Las Vegas Sun

April 22, 2024

Man guilty of hammer attack on mannequin avoids charges in killings

Updated Wednesday, June 28, 2017 | 2:06 p.m.

Shane Schindler

Shane Schindler

A Nevada man who pleaded guilty in a hammer attack on a mannequin that was posed as a sleeping homeless person is also believed to be responsible for similar attacks that killed two men and injured a third in downtown Las Vegas, police said Wednesday.

But the plea deal that has Shane Allen Schindler facing eight to 20 years in prison for trying to kill what prosecutors called a "human decoy" spares him from being charged in the other assaults. They include the Jan. 4 bludgeoning death of Daniel Aldape, the Feb. 3 killing of David Dunn and a Nov. 30 assault on a sleeping homeless man.

"This is good for the community, that he's taking this deal," said police Capt. Andrew Walsh, commander of the downtown area where the attacks took place. "He's off the streets."

Schindler, 30, pleaded guilty Tuesday in the Feb. 22 attack on the mannequin, which had been placed by police in a normally deserted downtown area in hopes of luring a stalker of defenseless homeless people.

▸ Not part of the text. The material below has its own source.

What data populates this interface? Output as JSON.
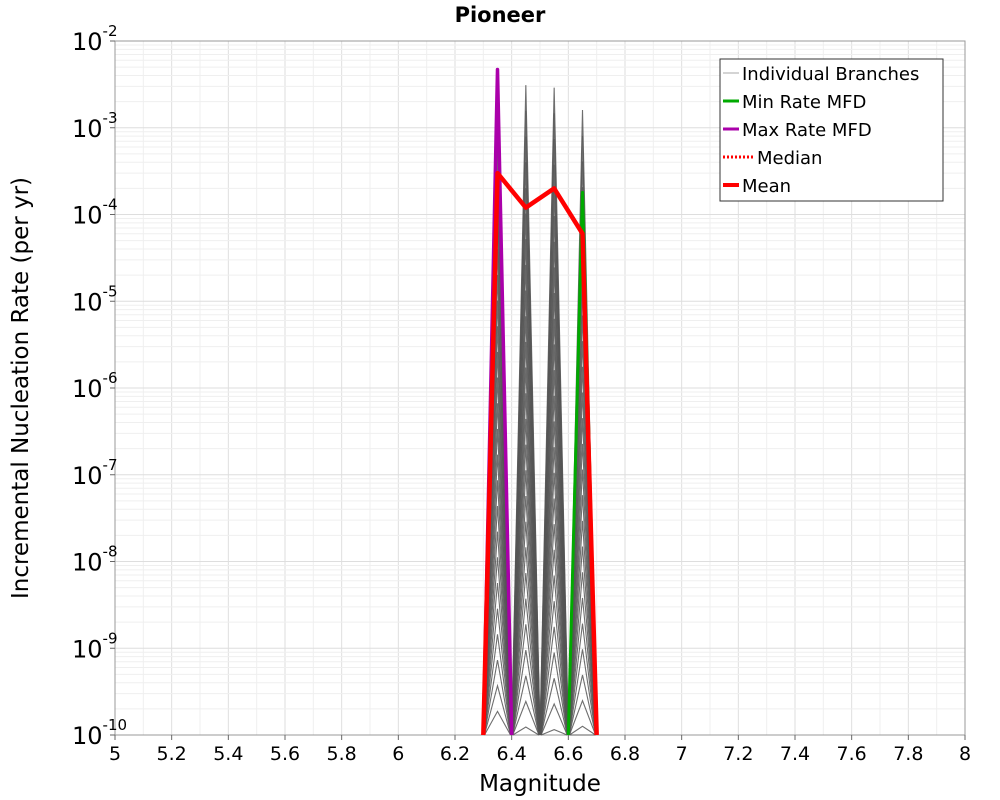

The attack was caught on police video.

The plea deal also avoided a possible legal fight over whether Schindler tried to kill an inanimate object — an act that Clark County Public Defender Phil Kohn had derided as "a legal impossibility" — in a state where legal precedent appears to support the charge.

Laws in most states take into account what a defendant is thinking at the time of a crime. The Nevada Supreme Court in 1976 and 1989 chose intent over effect when it rejected arguments about what justices termed "the niceties of distinction between physical and legal impossibility."

Kohn was in meetings Wednesday and was unavailable for comment about the Schindler case.

Schindler's court-appointed defense lawyer, Ashley Sisolak, called the plea deal "tough but fair," and said it was in Schindler's best interest.

"We are pleased with the resolution of the case," she said.

Prosecutors dropped a concealed weapon charge relating to the 4-pound (1.8-kilogram) ball-peen hammer that police said Schindler pulled from a plastic bag and swung with two hands to bash the blanket-covered head of the mannequin.